You can ascertain whether the crash injured you or anyone else in your car. Then, you can call an ambulance if there's a need for one, and the police. You might call 911 and get both the police and medical personnel to come at the same time.

The other driver might be irate about what occurred. Road rage incidents sometimes happen after sideswipe accidents, so make sure to watch what you say at this moment, even if you feel certain the other driver caused the wreck. If they threaten you or you feel like things could turn violent, get back in your car and wait for the cops to get there.

What Happens Next?

At that point, you can give the police a full report of what happened. They will write down your name, license plate number, and get your insurance information as well. You should have adequate insurance, or else you should not be on the road at all.

You'll get all the other driver's info next. Then, you can drive away in your vehicle if the crash did not damage it too badly. If you can't drive it, you can call for a tow truck to take it away.

Once you're safely back home, you can call your insurance company and tell them what happened.
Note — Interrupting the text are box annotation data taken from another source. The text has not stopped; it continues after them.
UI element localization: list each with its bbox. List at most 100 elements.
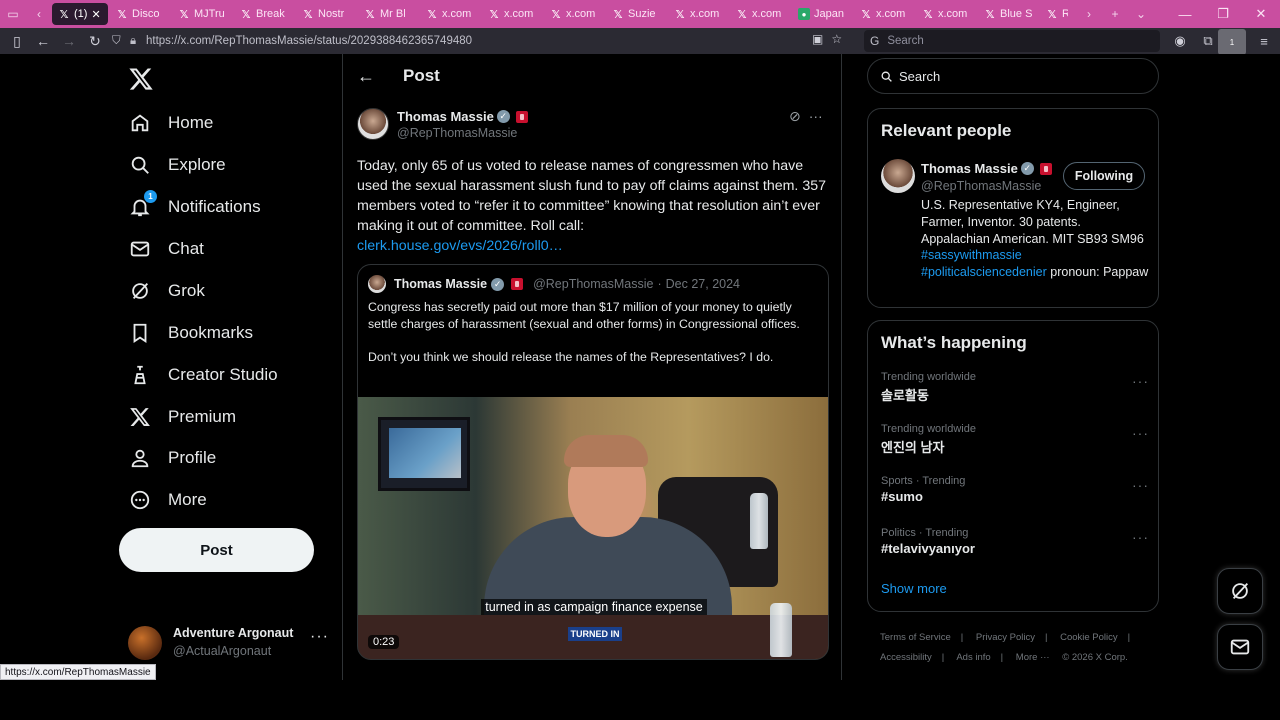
following-button[interactable]: Following xyxy=(1063,162,1145,190)
url-bar[interactable]: ⛉ 🔒︎ https://x.com/RepThomasMassie/statu… xyxy=(112,30,860,52)
avatar[interactable] xyxy=(881,159,915,193)
more-dots-icon[interactable]: ··· xyxy=(1132,529,1149,545)
browser-tab[interactable]: 𝕏 Break xyxy=(234,3,294,25)
reload-icon[interactable]: ↻ xyxy=(82,28,108,54)
grok-icon[interactable]: ⊘ xyxy=(789,108,801,125)
nav-profile[interactable]: Profile xyxy=(128,440,216,476)
nav-chat[interactable]: Chat xyxy=(128,231,204,267)
menu-hamburger-icon[interactable]: ≡ xyxy=(1250,28,1278,54)
footer-links: Terms of Service | Privacy Policy | Cookie… xyxy=(880,632,1131,663)
browser-tab[interactable]: 𝕏 Suzie xyxy=(606,3,666,25)
post-button[interactable]: Post xyxy=(119,528,314,572)
relevant-person-handle[interactable]: @RepThomasMassie xyxy=(921,179,1041,193)
quoted-tweet[interactable]: Thomas Massie ✓ @RepThomasMassie · Dec 2… xyxy=(357,264,829,660)
lock-icon[interactable]: 🔒︎ xyxy=(130,35,146,48)
more-dots-icon[interactable]: ··· xyxy=(1132,477,1149,493)
footer-link[interactable]: Terms of Service xyxy=(880,632,951,643)
account-switcher[interactable]: Adventure Argonaut @ActualArgonaut ··· xyxy=(128,624,328,664)
ublock-icon[interactable]: u1 xyxy=(1218,28,1250,55)
browser-tab[interactable]: 𝕏R xyxy=(1040,3,1074,25)
close-window-icon[interactable]: ✕ xyxy=(1242,0,1280,28)
trend-item[interactable]: Sports · Trending #sumo ··· xyxy=(881,475,1149,504)
browser-tab[interactable]: 𝕏 Blue S xyxy=(978,3,1038,25)
tweet-handle[interactable]: @RepThomasMassie xyxy=(397,126,517,140)
more-dots-icon[interactable]: ··· xyxy=(310,628,329,646)
grok-float-button[interactable] xyxy=(1217,568,1263,614)
more-dots-icon[interactable]: ··· xyxy=(1132,425,1149,441)
nav-grok[interactable]: Grok xyxy=(128,273,205,309)
back-arrow-icon[interactable]: ← xyxy=(357,66,377,86)
browser-tab[interactable]: 𝕏x.com xyxy=(916,3,976,25)
browser-tab[interactable]: 𝕏x.com xyxy=(420,3,480,25)
more-dots-icon[interactable]: ··· xyxy=(1132,373,1149,389)
post-header: ← Post xyxy=(343,54,843,98)
tweet-link[interactable]: clerk.house.gov/evs/2026/roll0… xyxy=(357,236,827,256)
browser-tab[interactable]: 𝕏 (1) ✕ xyxy=(52,3,108,25)
list-tabs-chevron-icon[interactable]: ⌄ xyxy=(1128,0,1154,28)
whats-happening-title: What’s happening xyxy=(881,333,1027,352)
reader-view-icon[interactable]: ▣ xyxy=(812,32,823,46)
messages-float-button[interactable] xyxy=(1217,624,1263,670)
url-text[interactable]: https://x.com/RepThomasMassie/status/202… xyxy=(146,35,472,47)
footer-link[interactable]: More ··· xyxy=(1016,652,1050,663)
browser-tab[interactable]: 𝕏 Nostr xyxy=(296,3,356,25)
footer-link[interactable]: Ads info xyxy=(956,652,990,663)
trend-item[interactable]: Politics · Trending #telavivyanıyor ··· xyxy=(881,527,1149,556)
tweet-author[interactable]: Thomas Massie ✓ xyxy=(397,109,528,124)
minimize-icon[interactable]: — xyxy=(1166,0,1204,28)
search-input[interactable]: Search xyxy=(867,58,1159,94)
nav-premium[interactable]: Premium xyxy=(128,399,236,435)
footer-link[interactable]: Accessibility xyxy=(880,652,932,663)
relevant-person-name[interactable]: Thomas Massie ✓ xyxy=(921,161,1052,176)
verified-badge-icon: ✓ xyxy=(491,277,505,291)
browser-tab[interactable]: 𝕏x.com xyxy=(482,3,542,25)
browser-tab[interactable]: 𝕏x.com xyxy=(668,3,728,25)
grok-icon xyxy=(128,279,152,303)
more-dots-icon[interactable]: ··· xyxy=(809,108,823,125)
nav-bookmarks[interactable]: Bookmarks xyxy=(128,315,253,351)
browser-tab[interactable]: 𝕏 MJTru xyxy=(172,3,232,25)
footer-link[interactable]: Privacy Policy xyxy=(976,632,1035,643)
hashtag-link[interactable]: #politicalsciencedenier xyxy=(921,265,1047,279)
trend-item[interactable]: Trending worldwide 엔진의 남자 ··· xyxy=(881,423,1149,456)
browser-tab[interactable]: ● Japan xyxy=(792,3,852,25)
browser-tab[interactable]: 𝕏 Mr Bl xyxy=(358,3,418,25)
tab-scroll-left-icon[interactable]: ‹ xyxy=(26,0,52,28)
close-tab-icon[interactable]: ✕ xyxy=(91,8,100,21)
bookmark-icon xyxy=(128,321,152,345)
hashtag-link[interactable]: #sassywithmassie xyxy=(921,248,1022,262)
nav-notifications[interactable]: 1 Notifications xyxy=(128,189,261,225)
forward-arrow-icon[interactable]: → xyxy=(56,28,82,54)
new-tab-icon[interactable]: + xyxy=(1102,0,1128,28)
nav-home[interactable]: Home xyxy=(128,105,213,141)
tab-overview-icon[interactable]: ▭ xyxy=(0,0,26,28)
shield-icon[interactable]: ⛉ xyxy=(112,35,130,48)
browser-search-field[interactable]: G Search xyxy=(864,30,1160,52)
footer-link[interactable]: Cookie Policy xyxy=(1060,632,1118,643)
avatar[interactable] xyxy=(357,108,389,140)
x-favicon-icon: 𝕏 xyxy=(117,8,127,21)
account-icon[interactable]: ◉ xyxy=(1166,28,1194,54)
x-favicon-icon: 𝕏 xyxy=(675,8,685,21)
browser-tab[interactable]: 𝕏x.com xyxy=(854,3,914,25)
browser-tab[interactable]: 𝕏 Disco xyxy=(110,3,170,25)
nav-explore[interactable]: Explore xyxy=(128,147,226,183)
video-nameplate: TURNED IN xyxy=(568,627,622,641)
trend-item[interactable]: Trending worldwide 솔로활동 ··· xyxy=(881,371,1149,404)
browser-tab[interactable]: 𝕏x.com xyxy=(544,3,604,25)
show-more-link[interactable]: Show more xyxy=(881,581,947,596)
x-logo-icon[interactable] xyxy=(128,66,154,92)
tab-scroll-right-icon[interactable]: › xyxy=(1076,0,1102,28)
restore-icon[interactable]: ❐ xyxy=(1204,0,1242,28)
x-page: Home Explore 1 Notifications Chat Grok B… xyxy=(0,54,1280,680)
nav-creator-studio[interactable]: Creator Studio xyxy=(128,357,278,393)
browser-tab[interactable]: 𝕏x.com xyxy=(730,3,790,25)
bookmark-star-icon[interactable]: ☆ xyxy=(831,32,842,46)
x-favicon-icon: 𝕏 xyxy=(241,8,251,21)
search-icon xyxy=(128,153,152,177)
back-arrow-icon[interactable]: ← xyxy=(30,28,56,54)
sidebar-toggle-icon[interactable]: ▯ xyxy=(4,28,30,54)
nav-more[interactable]: More xyxy=(128,482,207,518)
home-icon xyxy=(128,111,152,135)
video-player[interactable]: turned in as campaign finance expense TU… xyxy=(358,397,828,659)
You should omit no details, but don't speculate about whether you caused the wreck or not. That admission might hurt you later, so it's best to state facts without talking about fault.

You will have to figure out whether you need to hire a car wreck attorney who can help sort out what happened. Maybe you decide that you want to sue the other driver. That's most likely if your insurance and the other driver's does not cover all your medical bills and your pain and suffering.

Sideswipe collisions happen every day out on the road, and you should know both how to avoid them and what you might do if one still occurs, despite your best efforts. They are seldom lethal, but anything is possible.

Try to follow basic traffic safety laws, and you run less of a risk of ever getting in a sideswipe situation. If it happens to you, just follow the instructions we've laid out.